Question au Gouvernement ✓ Répondue le 27/05/2026 agriculture

usage de drônes en viticulture

• Ministère interrogé : Ministère de l’agriculture, de l'agro-alimentaire et de la souveraineté alimentaire

Bernard Chaumeil

Bernard Chaumeil RN

Député — Hérault (7)

L'échange en séance

USAGE DE DRONES EN VITICULTURE


Mme la présidente. La parole est à M. Bernard Chaumeil.

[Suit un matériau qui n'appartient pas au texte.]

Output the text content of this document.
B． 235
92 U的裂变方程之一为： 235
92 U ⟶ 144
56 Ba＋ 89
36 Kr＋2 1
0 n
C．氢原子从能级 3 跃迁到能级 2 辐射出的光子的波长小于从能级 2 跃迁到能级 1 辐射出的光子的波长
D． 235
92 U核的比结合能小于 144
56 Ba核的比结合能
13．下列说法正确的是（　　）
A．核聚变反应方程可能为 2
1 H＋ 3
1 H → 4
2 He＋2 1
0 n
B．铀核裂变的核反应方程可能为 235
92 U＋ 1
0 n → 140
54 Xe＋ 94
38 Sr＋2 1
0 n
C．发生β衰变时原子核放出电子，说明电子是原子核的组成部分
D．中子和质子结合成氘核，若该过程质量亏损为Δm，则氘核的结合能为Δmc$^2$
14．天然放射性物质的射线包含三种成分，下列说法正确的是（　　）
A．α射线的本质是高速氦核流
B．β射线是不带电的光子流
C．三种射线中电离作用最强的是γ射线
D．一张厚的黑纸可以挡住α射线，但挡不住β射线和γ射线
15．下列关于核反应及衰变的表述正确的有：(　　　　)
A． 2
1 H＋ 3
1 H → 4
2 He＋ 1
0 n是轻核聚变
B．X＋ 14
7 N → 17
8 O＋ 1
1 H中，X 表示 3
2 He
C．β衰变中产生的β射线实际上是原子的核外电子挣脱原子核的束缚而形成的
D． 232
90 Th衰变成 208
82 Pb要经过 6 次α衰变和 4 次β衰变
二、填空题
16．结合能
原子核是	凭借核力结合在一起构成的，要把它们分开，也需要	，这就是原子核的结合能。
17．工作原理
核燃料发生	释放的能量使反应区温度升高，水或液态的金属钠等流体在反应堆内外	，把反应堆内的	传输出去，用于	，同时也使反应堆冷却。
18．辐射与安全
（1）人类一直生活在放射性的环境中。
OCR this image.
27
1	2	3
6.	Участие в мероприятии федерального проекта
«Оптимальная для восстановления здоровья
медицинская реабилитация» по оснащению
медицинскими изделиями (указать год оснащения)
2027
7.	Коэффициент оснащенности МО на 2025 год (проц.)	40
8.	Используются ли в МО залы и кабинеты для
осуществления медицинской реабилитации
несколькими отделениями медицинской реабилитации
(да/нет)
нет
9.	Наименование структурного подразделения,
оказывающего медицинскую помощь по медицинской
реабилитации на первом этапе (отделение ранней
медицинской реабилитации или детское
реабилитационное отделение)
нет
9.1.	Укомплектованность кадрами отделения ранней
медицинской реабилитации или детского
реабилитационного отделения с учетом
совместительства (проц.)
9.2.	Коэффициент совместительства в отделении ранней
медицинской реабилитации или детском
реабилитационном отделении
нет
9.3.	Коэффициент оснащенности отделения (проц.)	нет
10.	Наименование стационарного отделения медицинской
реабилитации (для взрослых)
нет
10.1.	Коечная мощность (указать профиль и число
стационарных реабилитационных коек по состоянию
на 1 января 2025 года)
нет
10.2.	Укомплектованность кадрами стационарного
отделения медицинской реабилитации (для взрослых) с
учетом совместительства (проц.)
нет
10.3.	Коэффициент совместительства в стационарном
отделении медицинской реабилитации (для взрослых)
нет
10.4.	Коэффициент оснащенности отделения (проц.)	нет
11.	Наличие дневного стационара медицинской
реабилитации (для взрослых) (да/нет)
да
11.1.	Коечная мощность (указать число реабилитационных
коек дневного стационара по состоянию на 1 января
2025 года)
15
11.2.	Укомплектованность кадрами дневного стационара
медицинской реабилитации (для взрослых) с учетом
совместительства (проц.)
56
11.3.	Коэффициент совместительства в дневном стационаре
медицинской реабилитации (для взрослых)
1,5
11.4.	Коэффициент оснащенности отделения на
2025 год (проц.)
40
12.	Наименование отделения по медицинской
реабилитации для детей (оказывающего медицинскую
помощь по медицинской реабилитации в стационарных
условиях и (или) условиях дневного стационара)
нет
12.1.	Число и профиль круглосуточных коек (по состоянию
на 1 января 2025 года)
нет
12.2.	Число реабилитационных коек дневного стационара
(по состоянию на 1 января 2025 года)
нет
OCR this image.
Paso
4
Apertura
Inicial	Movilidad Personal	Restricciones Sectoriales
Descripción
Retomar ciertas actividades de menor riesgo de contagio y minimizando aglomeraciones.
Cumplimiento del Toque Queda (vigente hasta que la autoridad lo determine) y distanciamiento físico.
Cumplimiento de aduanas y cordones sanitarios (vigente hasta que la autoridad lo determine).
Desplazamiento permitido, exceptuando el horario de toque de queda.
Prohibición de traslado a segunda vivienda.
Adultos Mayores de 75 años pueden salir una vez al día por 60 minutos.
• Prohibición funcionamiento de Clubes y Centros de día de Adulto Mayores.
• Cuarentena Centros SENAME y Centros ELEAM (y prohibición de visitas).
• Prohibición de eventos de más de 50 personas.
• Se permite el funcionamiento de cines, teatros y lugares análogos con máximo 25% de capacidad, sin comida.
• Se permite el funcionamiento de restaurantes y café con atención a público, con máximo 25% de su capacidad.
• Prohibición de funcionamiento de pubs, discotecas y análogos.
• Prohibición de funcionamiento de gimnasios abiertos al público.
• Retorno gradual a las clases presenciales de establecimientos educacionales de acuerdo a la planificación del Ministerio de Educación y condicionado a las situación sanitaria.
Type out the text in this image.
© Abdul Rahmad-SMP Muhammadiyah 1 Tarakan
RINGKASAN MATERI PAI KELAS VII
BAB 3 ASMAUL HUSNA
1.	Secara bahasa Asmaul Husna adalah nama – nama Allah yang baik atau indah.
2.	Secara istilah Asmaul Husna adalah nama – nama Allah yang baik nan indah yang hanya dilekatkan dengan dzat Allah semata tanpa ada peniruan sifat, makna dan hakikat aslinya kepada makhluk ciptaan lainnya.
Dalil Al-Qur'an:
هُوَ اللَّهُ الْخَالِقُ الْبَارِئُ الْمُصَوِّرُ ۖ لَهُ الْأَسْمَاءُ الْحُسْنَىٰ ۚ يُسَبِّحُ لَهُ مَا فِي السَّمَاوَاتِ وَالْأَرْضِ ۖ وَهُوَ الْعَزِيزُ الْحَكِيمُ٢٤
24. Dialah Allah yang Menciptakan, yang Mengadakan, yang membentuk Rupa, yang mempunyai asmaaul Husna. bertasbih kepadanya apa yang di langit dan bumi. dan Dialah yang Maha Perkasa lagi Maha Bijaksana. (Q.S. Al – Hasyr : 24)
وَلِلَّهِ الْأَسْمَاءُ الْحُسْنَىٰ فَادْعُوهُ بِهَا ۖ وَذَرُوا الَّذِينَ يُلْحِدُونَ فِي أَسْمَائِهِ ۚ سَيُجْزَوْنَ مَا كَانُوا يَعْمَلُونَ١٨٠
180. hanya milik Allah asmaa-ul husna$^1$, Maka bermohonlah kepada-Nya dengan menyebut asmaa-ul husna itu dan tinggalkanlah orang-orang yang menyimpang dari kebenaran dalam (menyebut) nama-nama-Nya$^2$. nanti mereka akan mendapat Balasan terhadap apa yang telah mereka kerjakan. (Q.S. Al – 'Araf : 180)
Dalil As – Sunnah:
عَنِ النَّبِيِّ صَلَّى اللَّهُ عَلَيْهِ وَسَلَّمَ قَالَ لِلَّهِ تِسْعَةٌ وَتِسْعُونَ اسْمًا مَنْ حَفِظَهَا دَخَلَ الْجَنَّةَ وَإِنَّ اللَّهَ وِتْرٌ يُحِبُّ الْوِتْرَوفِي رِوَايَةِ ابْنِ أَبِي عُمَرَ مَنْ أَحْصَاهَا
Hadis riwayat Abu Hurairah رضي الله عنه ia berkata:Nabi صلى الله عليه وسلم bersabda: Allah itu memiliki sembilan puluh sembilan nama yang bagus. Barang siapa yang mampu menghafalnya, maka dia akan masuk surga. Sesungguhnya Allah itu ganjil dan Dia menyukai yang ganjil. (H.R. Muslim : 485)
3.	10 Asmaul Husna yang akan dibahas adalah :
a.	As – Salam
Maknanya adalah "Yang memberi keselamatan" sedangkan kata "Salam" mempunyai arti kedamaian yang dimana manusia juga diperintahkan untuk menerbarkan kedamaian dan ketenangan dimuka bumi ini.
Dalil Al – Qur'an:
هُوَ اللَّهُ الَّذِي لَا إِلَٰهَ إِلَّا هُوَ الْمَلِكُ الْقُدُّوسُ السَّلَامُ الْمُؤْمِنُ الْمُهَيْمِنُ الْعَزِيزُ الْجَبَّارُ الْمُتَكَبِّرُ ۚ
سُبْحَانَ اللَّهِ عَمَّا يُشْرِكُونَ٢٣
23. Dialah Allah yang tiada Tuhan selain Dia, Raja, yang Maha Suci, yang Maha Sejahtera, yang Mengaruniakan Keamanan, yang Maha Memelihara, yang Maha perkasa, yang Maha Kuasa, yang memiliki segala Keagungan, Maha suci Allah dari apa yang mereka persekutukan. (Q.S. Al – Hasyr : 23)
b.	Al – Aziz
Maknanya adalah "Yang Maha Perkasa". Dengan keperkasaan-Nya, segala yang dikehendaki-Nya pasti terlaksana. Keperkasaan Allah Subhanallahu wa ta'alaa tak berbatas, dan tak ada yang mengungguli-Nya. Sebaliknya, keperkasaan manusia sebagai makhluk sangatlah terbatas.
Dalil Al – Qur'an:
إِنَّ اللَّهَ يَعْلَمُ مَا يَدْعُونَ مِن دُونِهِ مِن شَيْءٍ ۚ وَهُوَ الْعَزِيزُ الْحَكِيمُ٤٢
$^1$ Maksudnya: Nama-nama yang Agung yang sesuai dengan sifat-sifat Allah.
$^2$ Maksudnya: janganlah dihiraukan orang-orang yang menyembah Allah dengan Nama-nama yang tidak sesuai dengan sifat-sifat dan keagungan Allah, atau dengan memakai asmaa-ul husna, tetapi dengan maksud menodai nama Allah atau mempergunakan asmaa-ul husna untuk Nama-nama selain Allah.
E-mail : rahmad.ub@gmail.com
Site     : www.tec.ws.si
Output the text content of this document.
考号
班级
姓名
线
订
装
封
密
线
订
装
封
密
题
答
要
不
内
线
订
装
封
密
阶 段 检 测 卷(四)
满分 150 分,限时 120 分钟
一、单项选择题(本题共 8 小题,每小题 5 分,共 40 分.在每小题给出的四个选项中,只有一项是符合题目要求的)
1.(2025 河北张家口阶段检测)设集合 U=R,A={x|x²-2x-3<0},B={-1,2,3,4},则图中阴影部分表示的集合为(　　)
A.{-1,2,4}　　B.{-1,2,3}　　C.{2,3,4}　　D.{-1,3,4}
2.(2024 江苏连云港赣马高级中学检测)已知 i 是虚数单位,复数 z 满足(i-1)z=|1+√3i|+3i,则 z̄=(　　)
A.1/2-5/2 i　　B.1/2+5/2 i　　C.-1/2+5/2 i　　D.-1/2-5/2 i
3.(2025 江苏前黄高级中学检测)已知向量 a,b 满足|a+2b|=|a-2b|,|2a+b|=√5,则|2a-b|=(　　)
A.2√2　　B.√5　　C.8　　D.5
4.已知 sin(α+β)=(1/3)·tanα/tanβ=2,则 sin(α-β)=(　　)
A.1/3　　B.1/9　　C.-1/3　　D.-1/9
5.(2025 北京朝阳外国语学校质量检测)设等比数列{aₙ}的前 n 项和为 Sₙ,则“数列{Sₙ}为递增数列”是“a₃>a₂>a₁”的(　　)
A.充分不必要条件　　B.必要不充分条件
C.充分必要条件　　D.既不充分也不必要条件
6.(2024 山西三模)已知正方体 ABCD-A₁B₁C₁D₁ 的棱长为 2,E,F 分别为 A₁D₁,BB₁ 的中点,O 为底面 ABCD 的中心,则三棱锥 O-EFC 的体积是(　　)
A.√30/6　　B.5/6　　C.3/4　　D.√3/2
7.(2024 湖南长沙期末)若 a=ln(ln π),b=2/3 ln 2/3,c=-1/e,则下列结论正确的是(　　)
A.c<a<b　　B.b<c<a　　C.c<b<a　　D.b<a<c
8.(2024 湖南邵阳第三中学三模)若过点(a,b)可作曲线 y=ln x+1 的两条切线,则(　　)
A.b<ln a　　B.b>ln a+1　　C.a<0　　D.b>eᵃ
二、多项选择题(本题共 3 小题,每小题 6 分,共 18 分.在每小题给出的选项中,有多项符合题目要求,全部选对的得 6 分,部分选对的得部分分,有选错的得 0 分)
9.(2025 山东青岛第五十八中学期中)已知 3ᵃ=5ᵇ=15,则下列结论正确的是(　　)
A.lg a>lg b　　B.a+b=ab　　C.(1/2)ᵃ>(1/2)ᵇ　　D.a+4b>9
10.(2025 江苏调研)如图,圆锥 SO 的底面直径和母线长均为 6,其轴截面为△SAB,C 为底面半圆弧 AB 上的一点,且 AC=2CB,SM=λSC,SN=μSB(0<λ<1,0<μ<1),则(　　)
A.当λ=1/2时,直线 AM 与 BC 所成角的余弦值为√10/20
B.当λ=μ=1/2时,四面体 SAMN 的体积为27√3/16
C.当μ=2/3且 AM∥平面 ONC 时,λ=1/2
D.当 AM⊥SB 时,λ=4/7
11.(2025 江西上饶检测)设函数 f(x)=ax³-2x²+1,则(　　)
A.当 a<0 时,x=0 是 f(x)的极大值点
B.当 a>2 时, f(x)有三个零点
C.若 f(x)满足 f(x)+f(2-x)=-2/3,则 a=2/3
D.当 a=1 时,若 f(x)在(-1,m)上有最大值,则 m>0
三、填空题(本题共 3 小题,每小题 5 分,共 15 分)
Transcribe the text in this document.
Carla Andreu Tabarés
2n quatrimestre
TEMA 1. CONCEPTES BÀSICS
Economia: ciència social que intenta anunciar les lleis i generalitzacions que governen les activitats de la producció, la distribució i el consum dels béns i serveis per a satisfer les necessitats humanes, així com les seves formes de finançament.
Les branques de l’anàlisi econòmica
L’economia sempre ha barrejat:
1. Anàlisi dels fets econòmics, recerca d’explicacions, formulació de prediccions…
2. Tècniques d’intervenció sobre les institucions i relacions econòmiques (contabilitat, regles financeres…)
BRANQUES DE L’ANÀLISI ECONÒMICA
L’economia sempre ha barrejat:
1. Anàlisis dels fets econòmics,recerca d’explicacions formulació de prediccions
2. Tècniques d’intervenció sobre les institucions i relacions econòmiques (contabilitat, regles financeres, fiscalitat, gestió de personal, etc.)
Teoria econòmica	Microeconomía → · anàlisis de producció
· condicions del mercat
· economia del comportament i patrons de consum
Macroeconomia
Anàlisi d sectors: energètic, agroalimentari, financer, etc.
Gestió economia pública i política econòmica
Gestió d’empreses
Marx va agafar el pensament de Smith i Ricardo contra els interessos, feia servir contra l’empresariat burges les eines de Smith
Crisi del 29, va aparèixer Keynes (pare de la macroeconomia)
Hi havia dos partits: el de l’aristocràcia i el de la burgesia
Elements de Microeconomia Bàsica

M. Bernard Chaumeil. Madame la ministre de l’agriculture, alors que vous défendez dans l'hémicycle le projet de loi d’urgence agricole, les viticulteurs sont les grands oubliés de ce texte. Dans l’Hérault, où je suis élu, comme dans de nombreux territoires viticoles français, nos vignerons font face à des épisodes climatiques toujours plus longs, plus intenses et plus lourds de conséquences : fortes pluies, inondations, sols durablement impraticables. Ces intempéries rendent les parcelles inaccessibles pendant plusieurs jours, empêchant toute intervention pour le traitement des vignes et mettant en danger les vendanges. L’État a reconnu le caractère exceptionnel de la situation, puisqu’un arrêté du 9 mai 2026 a autorisé l’épandage par drone dans l’Hérault.

Face à ces épisodes de plus en plus récurrents, pourquoi continuer à traiter l’épandage par drone comme une exception ? Nos viticulteurs demandent des outils adaptés à leurs conditions de travail pour protéger leurs exploitations. Ce qu’ils veulent, c’est pouvoir continuer à produire et à faire vivre nos territoires. Ils ne veulent pas dépendre de décisions technocratiques prises dans des bureaux parisiens. Ce week-end encore, j'étais dans ma circonscription avec des viticulteurs ; tous, ils me disent la même chose : laissez-nous travailler !

La viticulture représente un pilier économique, touristique et patrimonial majeur pour l’Hérault ; pourtant, elle a été laissée de côté dans les réponses apportées par le projet de loi d'urgence agricole. Madame la ministre, quelles mesures concrètes votre gouvernement va-t-il prendre pour que les viticulteurs ne soient plus les oubliés de votre politique agricole et qu’ils disposent d’outils adaptés face aux dégâts climatiques ? (Applaudissements sur les bancs du groupe RN.)

Mme la présidente. La parole est à Mme la ministre de l'agriculture, de l'agroalimentaire et de la souveraineté alimentaire.

Mme Annie Genevard, ministre de l'agriculture, de l'agroalimentaire et de la souveraineté alimentaire. Comment pouvez-vous dire que la viticulture est la grande oubliée des politiques agricoles du gouvernement ? Je travaille constamment avec les viticulteurs et je ne vais pas, au risque d'y voir passer tout mon temps de parole, vous énumérer toutes les mesures que nous avons déployées ces derniers mois pour les aider à faire face à la crise violente que traverse le secteur.

Parmi les mesures exceptionnelles, mon ministère a ainsi permis, par dérogation, l'épandage par drone dans les vignes inondées qui ne permettent pas l'usage d'engins terrestres. L'usage de drones en agriculture est, permettez-moi de le rappeler, soigneusement réglementé au niveau européen (« Ah… » sur quelques bancs du groupe RN) : il est interdit sauf en cas de conditions qui empêchent manifestement d'utiliser d'autres moyens. C'est exactement ce qui s'est passé dans votre région, l'Occitanie, et plus largement dans les régions du sud : compte tenu de l'urgence, nous avons autorisé le recours aux drones.

La proposition de loi de votre collègue Jean-Luc Fugit permettra sous peu l'utilisation de drones dans certains types de situations – notamment pour épandre des produits de biocontrôle –, pour les parcelles de vigne en pente, les vignes mères et les bananeraies. Vous dénoncez une technocratie, mais vous pouvez sûrement comprendre la nécessité d'encadrer l'utilisation des drones par des règles. (Mme Stéphanie Galzy proteste.) Mon ministère a été très réactif, répondant à l'urgence dans les meilleurs délais pour limiter l'infestation de champignons, conséquence du niveau d'humidité. Je suis très mobilisée pour la filière viticole, qui a toute mon attention.

Mme la présidente. La parole est à M. Bernard Chaumeil.

M. Bernard Chaumeil. Les viticulteurs, qui me disent sans arrêt qu'ils sont les oubliés de ce projet de loi d'urgence agricole, savent ce qu'il en est sur le terrain ! (Applaudissements sur les bancs du groupe RN.)

Mme Annie Genevard, ministre. Ce n'est pas sérieux et c'est injuste ! Vous devriez dire le contraire.